Punctelia ulophylla

Scientific classification
- Domain: Eukaryota
- Kingdom: Fungi
- Division: Ascomycota
- Class: Lecanoromycetes
- Order: Lecanorales
- Family: Parmeliaceae
- Genus: Punctelia
- Species: P. ulophylla
- Binomial name: Punctelia ulophylla (Ach.) Herk & Aptroot (2000)
- Synonyms: Parmelia caperata var. ulophylla Ach. (1810); Platysma sepincola subsp. ulophylla (Ach.) Nyl. (1861); Parmelia borreri var. ulophylla (Ach.) Nyl. (1872); Parmelia ulophylla F.Wilson (1893); Parmelia dubia var. ulophylla (Ach.) Harm. (1897); Imbricaria borreri var. ulophylla (Ach.) Jatta (1902);

= Punctelia ulophylla =

Species of lichen

Punctelia ulophylla is a species of foliose lichen in the family Parmeliaceae. It is found in Europe, where it grows on the bark of a variety of trees.

==Taxonomy==
The lichen was first formally described in 1810 as a variety of Parmelia caperata by Swedish lichenologist Erik Acharius. The type specimens were collected in Switzerland by Swiss botanist Johann Christoph Schleicher. After its initial publication, the taxon name was seldom used by others and generally neglected, possibly a consequence of the proliferation of varieties and forms that were described in the genus Parmelia.

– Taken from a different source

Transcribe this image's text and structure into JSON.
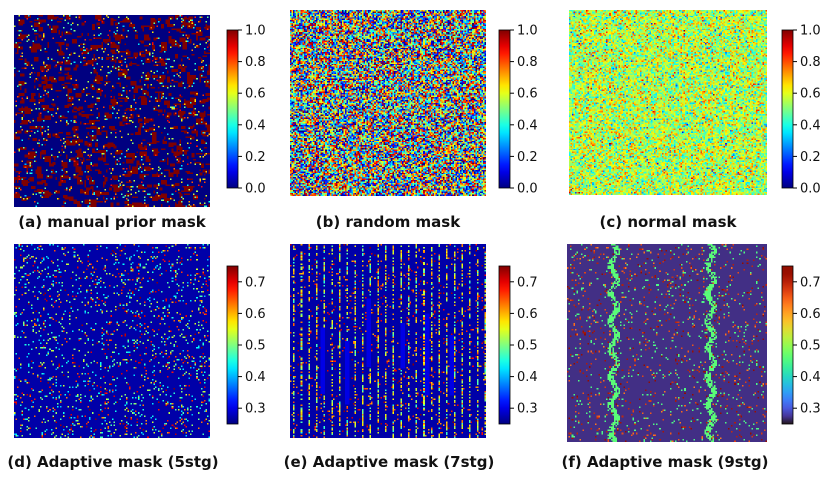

During the course of a 1997 study on a then-recent population increase in Punctelia borreri, the authors observed many instances of two closely related species of Punctelia, both with soredia and containing lecanoric acid. These two species, which were often found side by side on the same tree, occurred in several western European countries–Belgium, France, Germany, Luxembourg, the Netherlands, and Switzerland. Both keyed out to Punctelia subrudecta, even though it was apparent they were different, not only in the colour of the thallus (a distinction that was obvious especially when wet), but in other subtle morphological characteristics as well. In an attempt to accurately place historical names to these taxa, the authors examined type material of several Punctelia taxa. One of the two species turned out to be identical to the type of Punctelia subrudecta. The other species was identical with the type of Parmelia caperata var. ulophylla, published by Acharius around 200 years before. Van Herk and Aptroot proposed the new combination Punctelia ulophylla, thus resurrecting the old name. Preliminary molecular phylogenetic analyses of genus Punctelia confirmed the species status of Punctelia ulophylla.

==Description==
The thallus of Punctelia ulophylla is closely attached to its substrate, typically measuring 3–5 cm in diameter–although specimens up to 10 cm have been recorded. Its colour is pale greenish-grey, transitioning to pale brownish-grey near the margins. The thallus underside is whitish-cream to pale brown. The outer margins of the lichens are pruinose.

==Habitat and distribution==
Strictly a corticolous species, Punctelia ulophylla has been recorded on the bark of a wide variety of plants, including: maple, quince, ash, larch, poplar, linden, oak, willow and elder. It occurs in Europe. It was recorded from Norway in 2007.